The time from just before the Great War to the end of WW2 rationing in Britain really does fascinate me (broadly 1913-1954). It was a time of great upheaval, great social change, technological advancement in almost every realm, and it was a pivotal moment in the lives and futures of women. They really came into their own in the UK—far earlier than in the USA, for example. As the setting for fiction, it offers so much—and I think it offers the reader something too. There is a sense that people lived through trauma on an international scale, and with that came so much personal heartache and loss, but along with opportunities to work together, to change their lives—it could be seen as “the best of times and the worst of times.” Everyone who lived through that era was marked by it. Yet they came through it. I think there’s something comforting about that, especially as we seem to be in tumultuous times again—fiction teaches us that we can endure, that we are resilient. Fiction set in times where people have been burnished by the fiery furnace of war’s collective and personal experience has been a comfort and guide since the earliest myths and legends—that’s probably why it offers writers such a powerful landscape today.
You’ve written a series and also published a standalone—how do the experiences compare?
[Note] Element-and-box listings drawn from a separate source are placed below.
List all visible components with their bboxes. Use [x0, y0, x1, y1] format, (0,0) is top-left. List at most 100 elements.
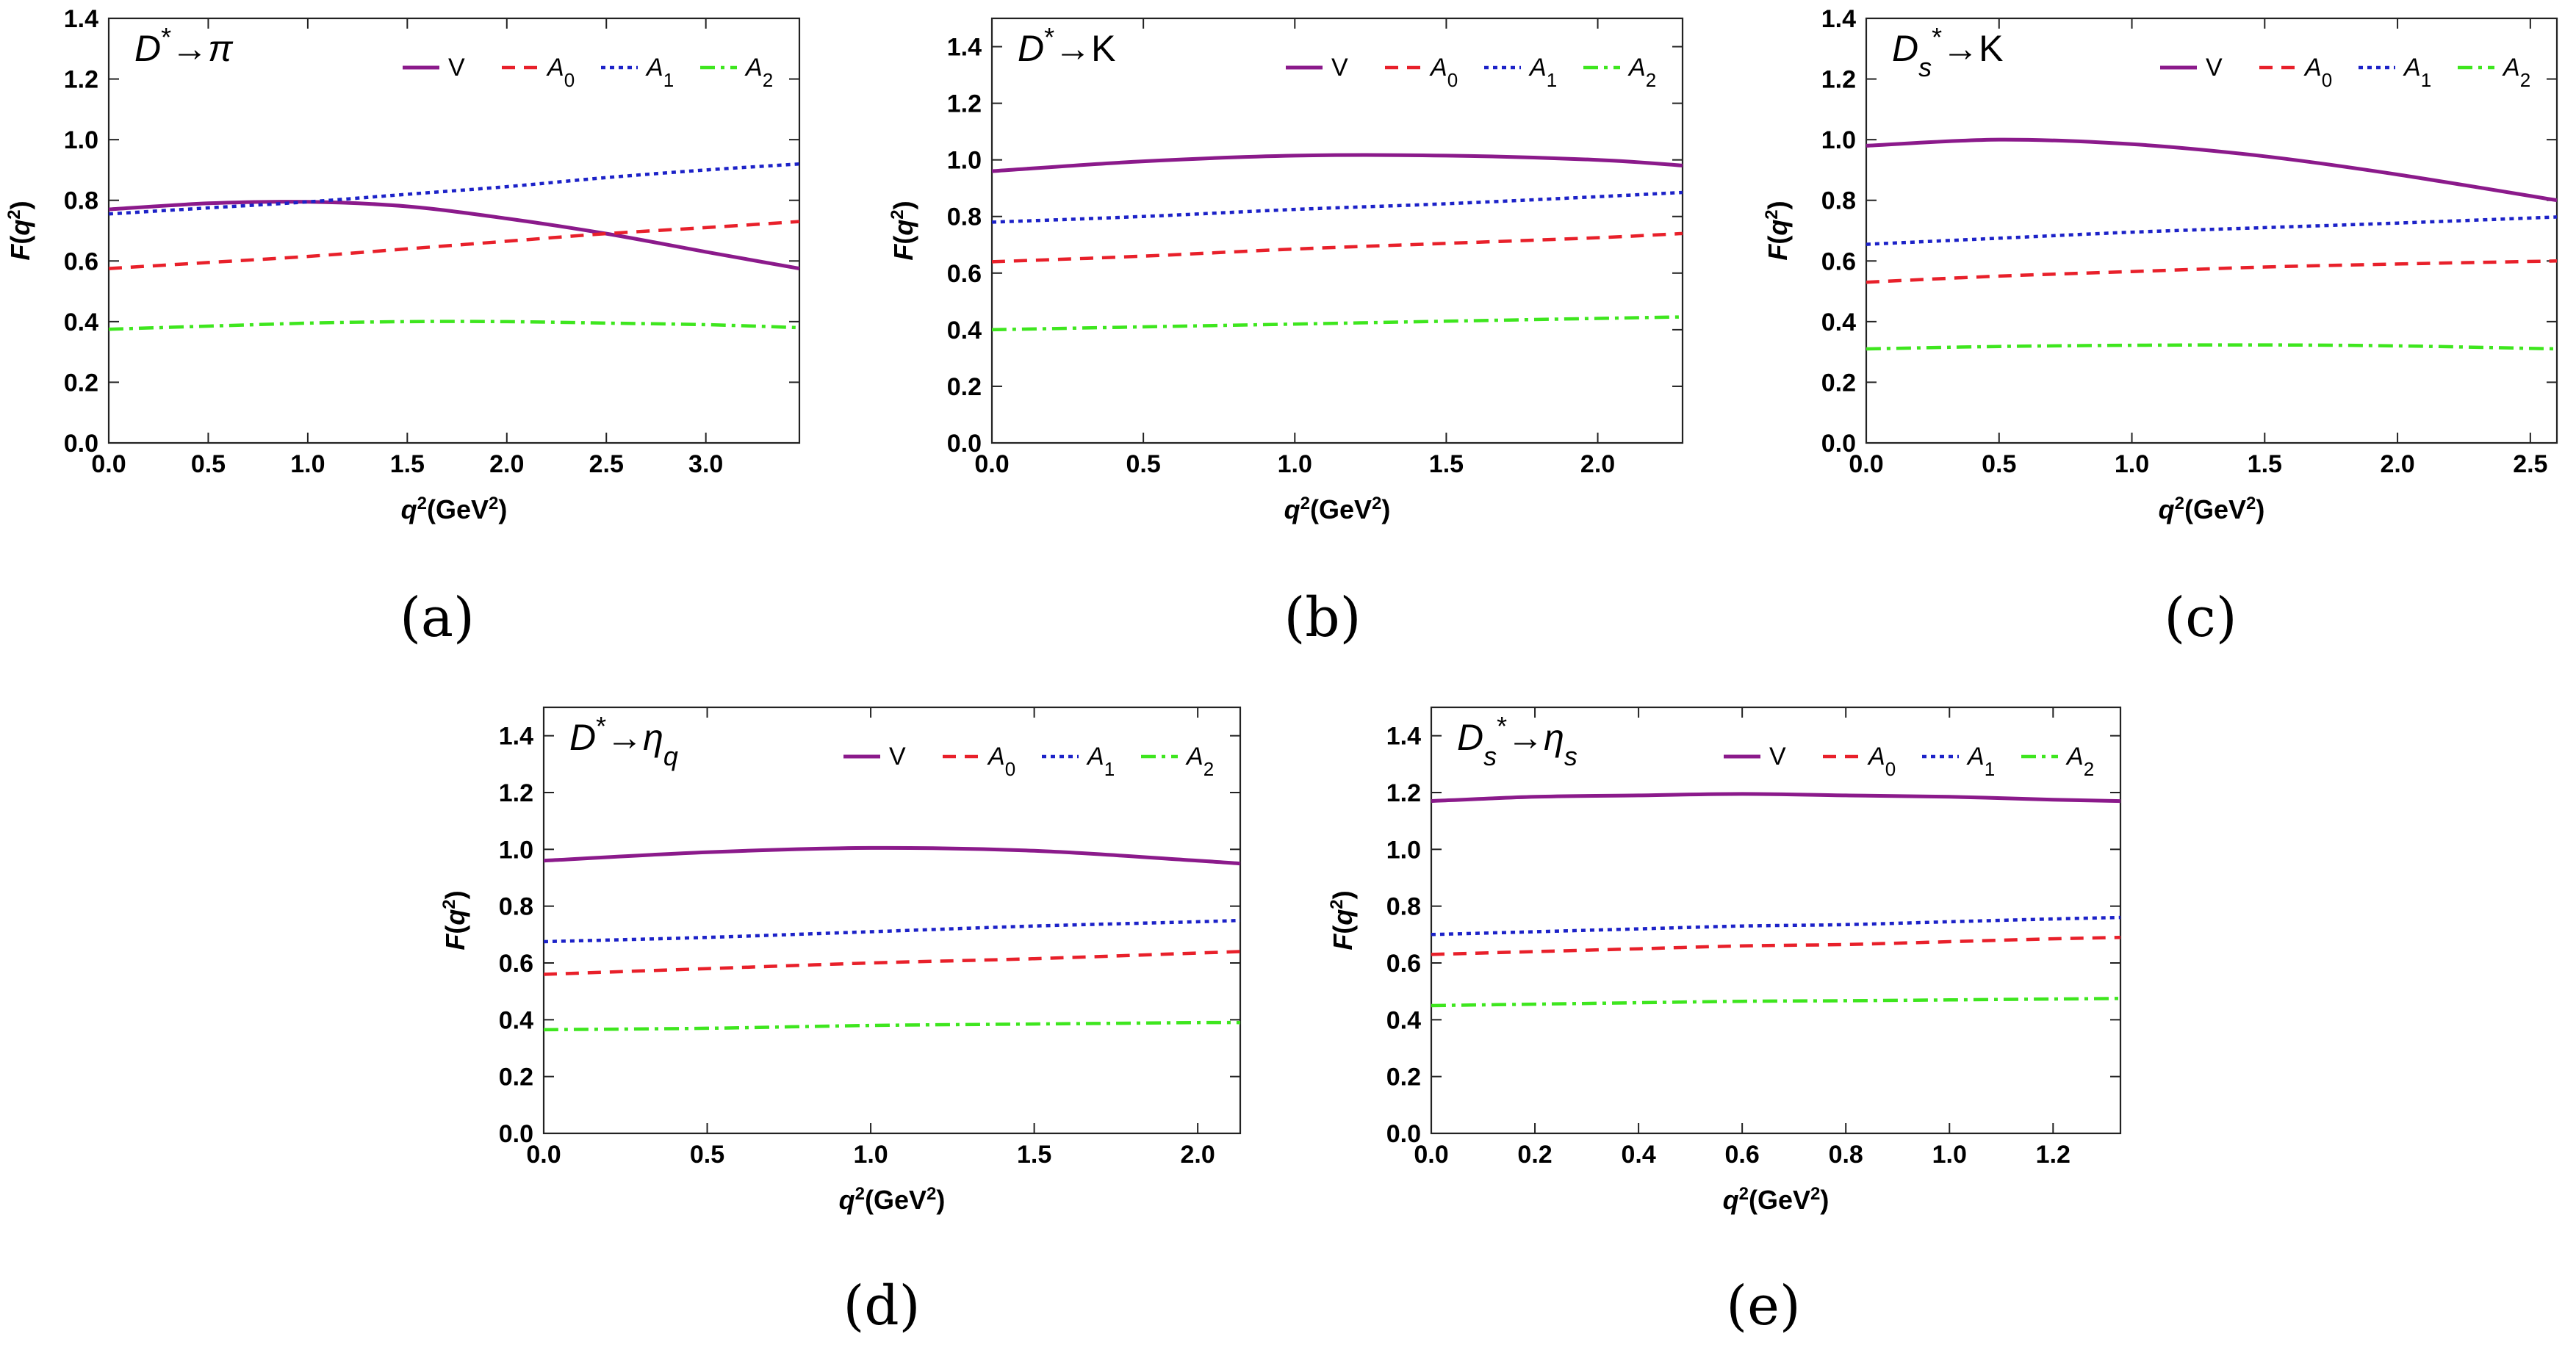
x-tick-label: 2.5 — [589, 450, 624, 478]
x-tick-label: 0.6 — [1725, 1141, 1760, 1169]
y-tick-label: 1.2 — [499, 779, 533, 807]
legend-label-a0: A0 — [987, 743, 1015, 780]
y-tick-label: 0.2 — [1386, 1064, 1421, 1091]
y-tick-label: 0.8 — [1386, 893, 1421, 921]
legend-label-a1: A1 — [1966, 743, 1995, 780]
legend-label-v: V — [448, 54, 465, 82]
legend-label-v: V — [1769, 743, 1786, 771]
y-tick-label: 1.4 — [499, 723, 533, 751]
y-tick-label: 0.4 — [947, 317, 982, 344]
y-tick-label: 1.0 — [1386, 836, 1421, 864]
series-line-a1 — [991, 190, 1683, 224]
x-tick-label: 0.5 — [191, 450, 226, 478]
y-tick-label: 0.0 — [64, 430, 98, 458]
series-line-a0 — [991, 231, 1683, 264]
x-tick-label: 0.2 — [1517, 1141, 1552, 1169]
series-line-a0 — [108, 220, 800, 270]
x-tick-label: 1.0 — [853, 1141, 888, 1169]
plot-frame — [107, 17, 801, 444]
x-tick-label: 0.0 — [1849, 450, 1883, 478]
series-line-a1 — [543, 918, 1241, 944]
y-tick-label: 1.0 — [1821, 126, 1856, 154]
y-tick-label: 0.4 — [1821, 308, 1856, 336]
chart-panel-e: 0.0 0.2 0.4 0.6 0.8 1.0 1.2 0.0 0.2 0.4 0.6 0.8 1.0 1… — [1327, 706, 2122, 1338]
series-line-a1 — [1431, 915, 2121, 937]
y-axis-label: F(q2) — [439, 890, 471, 950]
y-axis-label: F(q2) — [4, 201, 36, 260]
chart-title: D*→ηq — [569, 711, 678, 771]
y-tick-label: 0.2 — [1821, 369, 1856, 397]
y-tick-label: 1.2 — [1386, 779, 1421, 807]
x-axis-label: q2(GeV2) — [1284, 494, 1391, 525]
x-axis-label: q2(GeV2) — [401, 494, 508, 525]
x-tick-label: 1.5 — [1429, 450, 1464, 478]
y-tick-label: 0.6 — [499, 950, 533, 978]
y-tick-label: 1.4 — [1386, 723, 1421, 751]
y-tick-label: 1.2 — [947, 90, 982, 118]
panel-caption: (a) — [400, 586, 475, 649]
panel-caption: (b) — [1284, 586, 1361, 649]
panel-caption: (d) — [843, 1274, 920, 1338]
y-tick-label: 0.0 — [499, 1120, 533, 1148]
series-line-a2 — [991, 315, 1683, 332]
x-tick-label: 0.0 — [1414, 1141, 1448, 1169]
y-tick-label: 0.4 — [1386, 1006, 1421, 1034]
legend-label-a1: A1 — [645, 54, 674, 91]
y-tick-label: 1.0 — [499, 836, 533, 864]
series-line-a0 — [543, 950, 1241, 976]
panel-caption: (c) — [2164, 586, 2237, 649]
x-tick-label: 1.5 — [390, 450, 425, 478]
y-tick-label: 0.0 — [1821, 430, 1856, 458]
series-line-a2 — [543, 1020, 1241, 1032]
x-tick-label: 2.5 — [2513, 450, 2547, 478]
y-tick-label: 0.8 — [64, 187, 98, 215]
chart-panel-c: 0.0 0.5 1.0 1.5 2.0 2.5 0.0 0.2 0.4 0.6 0.8 1.0 1.2 1… — [1762, 5, 2558, 649]
plot-frame — [990, 17, 1684, 444]
chart-title: D*→π — [134, 22, 234, 70]
x-tick-label: 1.2 — [2036, 1141, 2070, 1169]
x-tick-label: 1.5 — [1017, 1141, 1051, 1169]
y-tick-label: 1.4 — [64, 5, 98, 33]
y-tick-label: 0.6 — [1821, 248, 1856, 275]
x-tick-label: 0.0 — [974, 450, 1009, 478]
x-tick-label: 2.0 — [1181, 1141, 1215, 1169]
y-tick-label: 0.2 — [947, 373, 982, 401]
series-line-a1 — [1866, 215, 2558, 246]
legend-label-v: V — [1331, 54, 1348, 82]
y-tick-label: 0.8 — [947, 203, 982, 231]
legend-label-a1: A1 — [2403, 54, 2431, 91]
y-tick-label: 0.6 — [64, 248, 98, 275]
x-tick-label: 2.0 — [489, 450, 524, 478]
legend-label-a1: A1 — [1528, 54, 1557, 91]
series-line-v — [1866, 137, 2558, 203]
legend-label-a0: A0 — [1867, 743, 1896, 780]
y-tick-label: 0.8 — [499, 893, 533, 921]
y-axis-label: F(q2) — [1762, 201, 1794, 260]
chart-panel-b: 0.0 0.5 1.0 1.5 2.0 0.0 0.2 0.4 0.6 0.8 1.0 1.2 1.4 q… — [888, 17, 1684, 649]
plot-frame — [542, 706, 1242, 1135]
x-tick-label: 0.8 — [1829, 1141, 1863, 1169]
legend-label-a2: A2 — [1185, 743, 1214, 780]
legend-label-v: V — [889, 743, 906, 771]
y-axis-label: F(q2) — [1327, 890, 1359, 950]
legend-label-a1: A1 — [1086, 743, 1115, 780]
y-tick-label: 1.2 — [64, 66, 98, 94]
y-tick-label: 0.2 — [64, 369, 98, 397]
legend-label-a2: A2 — [744, 54, 773, 91]
x-tick-label: 0.4 — [1621, 1141, 1655, 1169]
series-line-a2 — [1866, 343, 2558, 351]
y-tick-label: 0.6 — [1386, 950, 1421, 978]
y-tick-label: 0.4 — [499, 1006, 533, 1034]
x-tick-label: 1.0 — [1932, 1141, 1967, 1169]
legend-label-v: V — [2206, 54, 2223, 82]
y-tick-label: 1.0 — [64, 126, 98, 154]
x-tick-label: 1.0 — [2115, 450, 2149, 478]
legend-label-a2: A2 — [2502, 54, 2530, 91]
chart-title: Ds*→K — [1892, 22, 2003, 82]
series-line-a2 — [1431, 997, 2121, 1008]
y-tick-label: 0.8 — [1821, 187, 1856, 215]
x-tick-label: 3.0 — [688, 450, 723, 478]
series-line-v — [991, 153, 1683, 173]
panel-caption: (e) — [1726, 1274, 1801, 1338]
series-line-a0 — [1866, 259, 2558, 284]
Writing a series is a very organic experience in terms of creating character/s. You get to build a relationship with them over time. As you develop characters, so more is revealed about them. There’s something very natural about the process. After all, you didn’t get to know your best friend overnight —it happened over a passage of time, which is perfectly natural. You learn as you reveal yourselves to each other. That’s how it feels creating a series, however, when you add mystery, there are great leaps of knowledge, empathy and understanding as you are tested together. Writing The Care and Management of Lies was a different experience—it had a different rhythm and pace, and sometimes I felt as if I was asking too many questions of Kezia, in particular. It was as if I was trying to get to know her deeply at a time when we’d only just met. Though the truth is she had been with me since I was 25—it just took about 30 years to write the novel. I’d like to write a sequel though—if only to reacquaint myself with her, and see how she’s fared over time.
Respect for the dead is a theme throughout the books, something I’ve appreciated as a reader who comes across too many corpses with no names in the works of others. What’s your advice to writers when it comes to making sure the dead are humanized, not exploited?
I think respect for the dead—whether villain or victim—is paramount. When I see movies or read books where the corpses start to stack up, I wonder who they were as babies just born, when their mother held her child for the first time. I wonder what happened to them as children, and what came to pass in life to bring them to a point leading to untimely death? I believe we cannot keep piling up the corpses without addressing the notion of grief, of shock, of deep despair that attends the passing of another. This asks the writer to consider the notion of sorrow, of the emotions that assail us when faced with death, and of course to explore what it means to have empathy for villain and victim. Of course writers who deal with death in comedy will see this from another angle. This is only my opinion and my approach—what works for one writer doesn’t necessarily work for another. When I write I do so from the heart—even if I am writing a light, comedic scene. I also think one of the most important questions a writer can ask, when placing a character in a scene, is “How would I feel if …?” Then of course you have to be prepared for a journey that simple question demands of you.